You don’t want a cheap website. Trust me.
Driving out of my local grocery store, I saw a promotional sign: Websites starting at $99. Please, please don’t. Why not?
A ‘cheap’ website is a waste of money.
1) It won’t be 100 bucks. 2) Your website is your face to the world, your first and often ONLY impression. 3) If you’ve only got $100 to spend on your web presence, you’ve got much bigger problems.
You might get some glassy web 2.0 eyesore, with few customization options, no cross-platform compatibility for Chrome or Safari, and forget about mobile. Or some factory thing used for every other company out there.

Whomever you call might try to sell you some overpriced monthly fee to ‘host and maintain’ your totally static site, try to sell you “1st page of Google!” when in fact, they don’t know jack all about real SEO.
Someone else could end up holding the keys, so every time you want to make even the slightest change, that’s another charge.
What you WON’T get: Content. Strategy. Design with the brand and image in mind. Research and understanding of your web users – how they view the web, use your site.
Inexpensive or affordable does not mean ‘cheap’
We live in a ‘you get what you pay for’ world but there are bargains. I am often asked: “how to create a ‘basic website’ for a small business?”
Which is code speak for “how to do a quick, easy, inexpensive but totally fabulous-looking website on their own because they’re too cheap to pay a pro” after fighting the “a Facebook page is NOT a damn website” battle royale. Ahem.
My answer for a DIY or small business webmaster looking for a powerful WYSIWYG web creation tool and not spending a lot of money: WordPress.
More than blogging.
WordPress allows you to create websites that are sharp, professional while keeping the content fresh; outdated websites can cost you.
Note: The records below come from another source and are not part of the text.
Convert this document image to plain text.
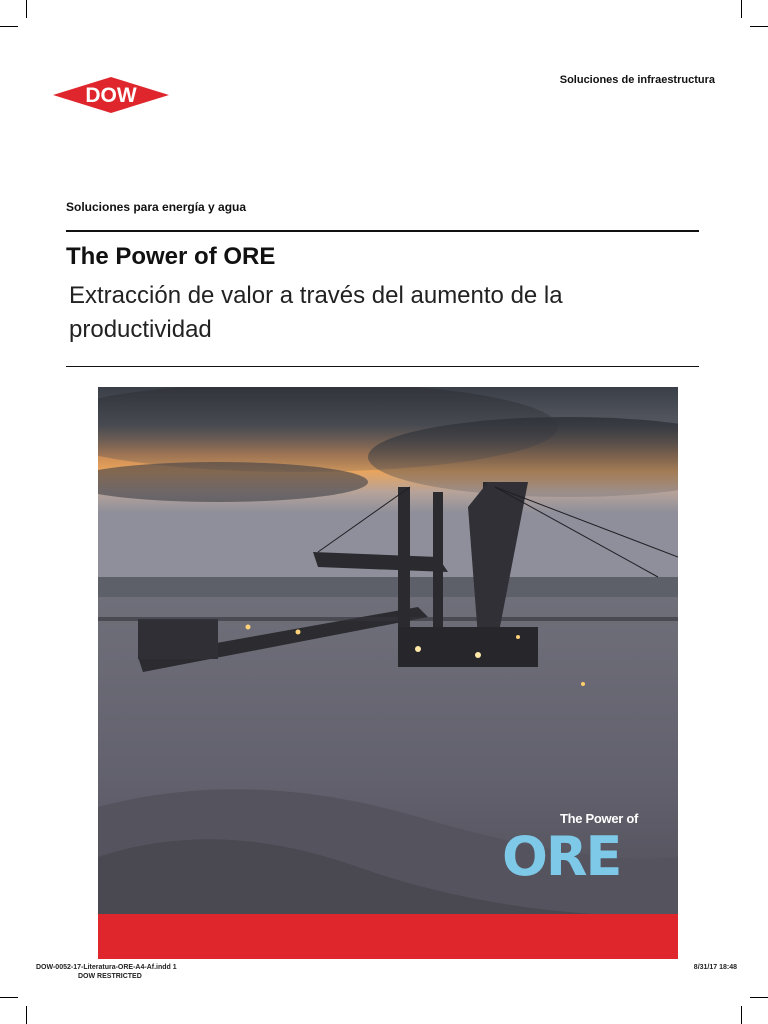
DOW
Soluciones de infraestructura
Soluciones para energía y agua
The Power of ORE

Extracción de valor a través del aumento de la productividad

The Power of
ORE
DOW-0052-17-Literatura-ORE-A4-Af.indd 1
DOW RESTRICTED
8/31/17 18:48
- Cost. *Free* fits into most budgets I’d suspect. WP starts at free, goes up: you pay to host your own unique domain, for a general purpose theme. (If you need a truly custom theme, that’s where the money starts.) Then there’s the considerable value of your time.
- Themes. These are the ‘looks’ of a WP website, the navigation and style. There are nice free WP themes for business, others are relatively inexpensive and can be modified with little coding or programming knowledge required. Think about the kind of site you want when choosing a WordPress theme.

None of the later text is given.